Mais un détail revient souvent : un fauteuil vide, un espace laissé en creux — comme si quelqu’un venait de quitter le cadre. Dans un contexte marqué par la ségrégation raciale et les luttes pour les droits civiques, ces absences prennent un sens plus profond.
Dans cette série à quatre mains, Shulman et l’artiste sénégalais Omar Victor Diop insèrent discrètement la figure d’un homme noir dans ces espaces vacants — un individu qui, historiquement, n’aurait pas eu sa place dans ces scènes idéalisées de prospérité. Ce geste simple, mais chargé de sens, vient interroger les exclusions raciales et sociales qui sous-tendent les représentations de l’American Dream.

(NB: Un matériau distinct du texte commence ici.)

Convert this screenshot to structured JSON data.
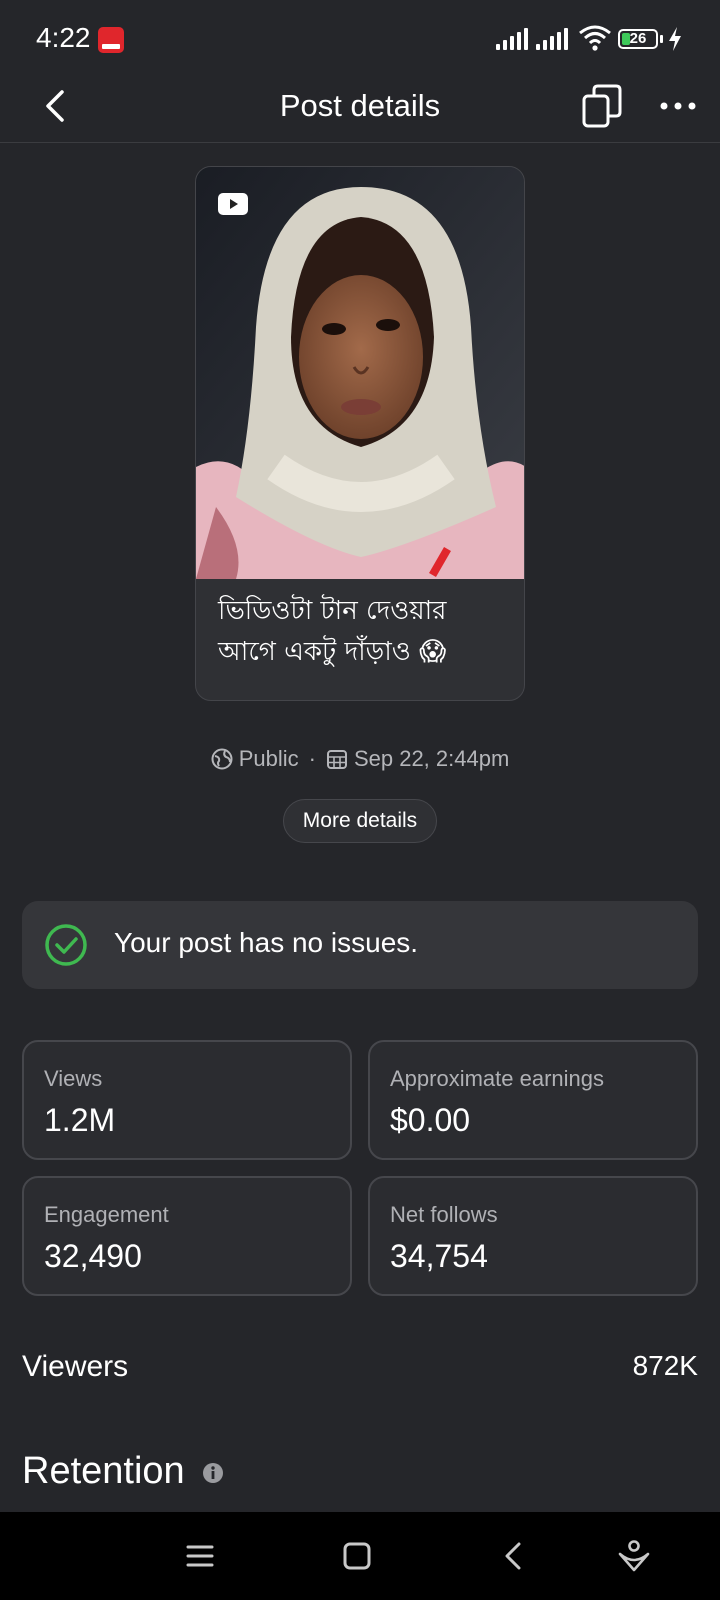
{
  "status_bar": {
    "time": "4:22",
    "battery": "26",
    "battery_level": 0.26,
    "icons": [
      "app-notification-icon",
      "cellular-signal-icon",
      "cellular-signal-icon",
      "wifi-icon",
      "battery-icon",
      "charging-bolt-icon"
    ]
  },
  "header": {
    "title": "Post details",
    "back_icon": "chevron-left-icon",
    "copy_icon": "copy-icon",
    "more_icon": "more-horizontal-icon"
  },
  "post": {
    "caption": "ভিডিওটা টান দেওয়ার আগে একটু দাঁড়াও 😱",
    "video_icon": "youtube-play-icon"
  },
  "meta": {
    "visibility": "Public",
    "separator": "·",
    "date": "Sep 22, 2:44pm",
    "globe_icon": "globe-icon",
    "calendar_icon": "calendar-icon"
  },
  "more_details_label": "More details",
  "issues": {
    "text": "Your post has no issues.",
    "icon": "check-circle-icon",
    "color": "#3fb950"
  },
  "stats": [
    {
      "label": "Views",
      "value": "1.2M"
    },
    {
      "label": "Approximate earnings",
      "value": "$0.00"
    },
    {
      "label": "Engagement",
      "value": "32,490"
    },
    {
      "label": "Net follows",
      "value": "34,754"
    }
  ],
  "viewers": {
    "label": "Viewers",
    "value": "872K"
  },
  "retention": {
    "title": "Retention",
    "icon": "info-icon"
  },
  "nav_bar": {
    "icons": [
      "menu-icon",
      "home-square-icon",
      "back-icon",
      "assistant-icon"
    ]
  },
  "colors": {
    "background": "#25262a",
    "card": "#2f3034",
    "border": "#46474c",
    "accent_green": "#3fb950"
  }
}
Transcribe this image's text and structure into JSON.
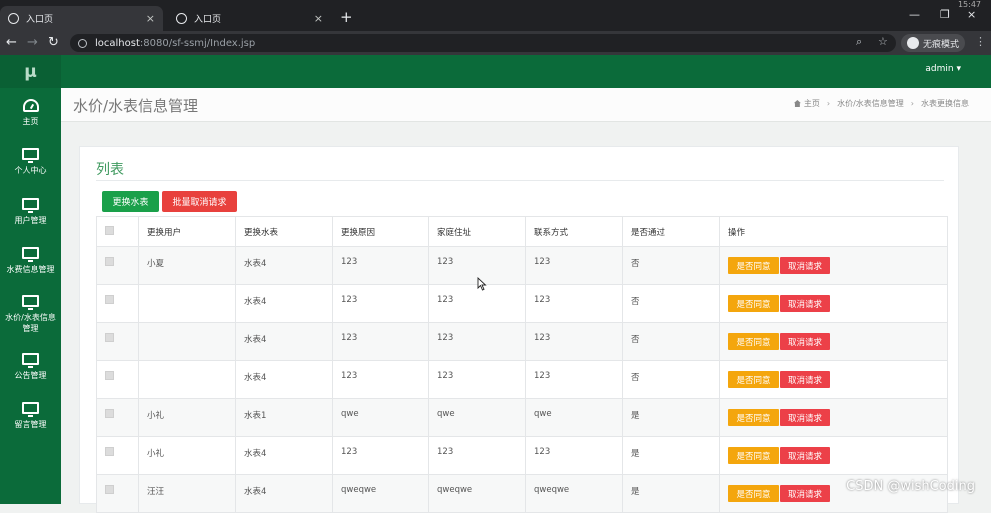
{
  "browser": {
    "tabs": [
      {
        "label": "入口页",
        "active": true
      },
      {
        "label": "入口页",
        "active": false
      }
    ],
    "new_tab": "+",
    "close_glyph": "×",
    "url_host": "localhost",
    "url_path": ":8080/sf-ssmj/Index.jsp",
    "incognito_label": "无痕模式",
    "clock": "15:47"
  },
  "app": {
    "logo": "μ",
    "user": "admin ▾",
    "sidebar": [
      {
        "label": "主页",
        "icon": "dashboard-icon"
      },
      {
        "label": "个人中心",
        "icon": "monitor-icon"
      },
      {
        "label": "用户管理",
        "icon": "monitor-icon"
      },
      {
        "label": "水费信息管理",
        "icon": "monitor-icon"
      },
      {
        "label": "水价/水表信息管理",
        "icon": "monitor-icon"
      },
      {
        "label": "公告管理",
        "icon": "monitor-icon"
      },
      {
        "label": "留言管理",
        "icon": "monitor-icon"
      }
    ]
  },
  "page": {
    "title": "水价/水表信息管理",
    "breadcrumb": [
      "主页",
      "水价/水表信息管理",
      "水表更换信息"
    ],
    "card_title": "列表",
    "btn_replace": "更换水表",
    "btn_batch_cancel": "批量取消请求"
  },
  "table": {
    "headers": [
      "更换用户",
      "更换水表",
      "更换原因",
      "家庭住址",
      "联系方式",
      "是否通过",
      "操作"
    ],
    "rows": [
      {
        "user": "小夏",
        "meter": "水表4",
        "reason": "123",
        "address": "123",
        "contact": "123",
        "passed": "否"
      },
      {
        "user": "",
        "meter": "水表4",
        "reason": "123",
        "address": "123",
        "contact": "123",
        "passed": "否"
      },
      {
        "user": "",
        "meter": "水表4",
        "reason": "123",
        "address": "123",
        "contact": "123",
        "passed": "否"
      },
      {
        "user": "",
        "meter": "水表4",
        "reason": "123",
        "address": "123",
        "contact": "123",
        "passed": "否"
      },
      {
        "user": "小礼",
        "meter": "水表1",
        "reason": "qwe",
        "address": "qwe",
        "contact": "qwe",
        "passed": "是"
      },
      {
        "user": "小礼",
        "meter": "水表4",
        "reason": "123",
        "address": "123",
        "contact": "123",
        "passed": "是"
      },
      {
        "user": "汪汪",
        "meter": "水表4",
        "reason": "qweqwe",
        "address": "qweqwe",
        "contact": "qweqwe",
        "passed": "是"
      }
    ],
    "action_agree": "是否同意",
    "action_cancel": "取消请求"
  },
  "watermark": "CSDN @wishCoding",
  "colors": {
    "sidebar": "#0b6b3a",
    "green_button": "#1aa04a",
    "red_button": "#e8413d",
    "yellow_button": "#f4a60d",
    "card_title": "#3f9a5f"
  }
}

À gauche, Lee Shulman, réalisateur londonien et fondateur de The Anonymous Project. À droite, Omar Victor Diop, photographe sénégalais connu pour ses autoportraits mis en scène, déjà présenté à KYOTOGRAPHIE en 2020.

Était-ce le père qui a pris cette photo de famille ? Derrière le palmier, une silhouette noire — celle d’un homme qui « n’aurait pas dû » être là. Une critique sociale aussi discrète que tranchante, renforcée par la scénographie de Miho Kotaka (APLUS DESIGNWORKS), inspirée de motifs africains.
Leur approche, à la fois subtile et percutante, montre combien la photographie peut réinventer le passé. Sur fond d’opulence d’après-guerre, leurs images donnent une place à ceux qu’on n’a pas montrés, à ceux qu’on a effacés. Elles rappellent ainsi, avec force, que la photographie ne se contente pas de documenter l’histoire : elle peut aussi la reconfigurer.

Le lieu d’exposition évoque une nostalgie feutrée, entre mobilier d’époque, appareils électroniques anciens et projections de films Super 8. En pénétrant dans la “machiya” de la galerie Shimadai, le visiteur est transporté dans un autre temps.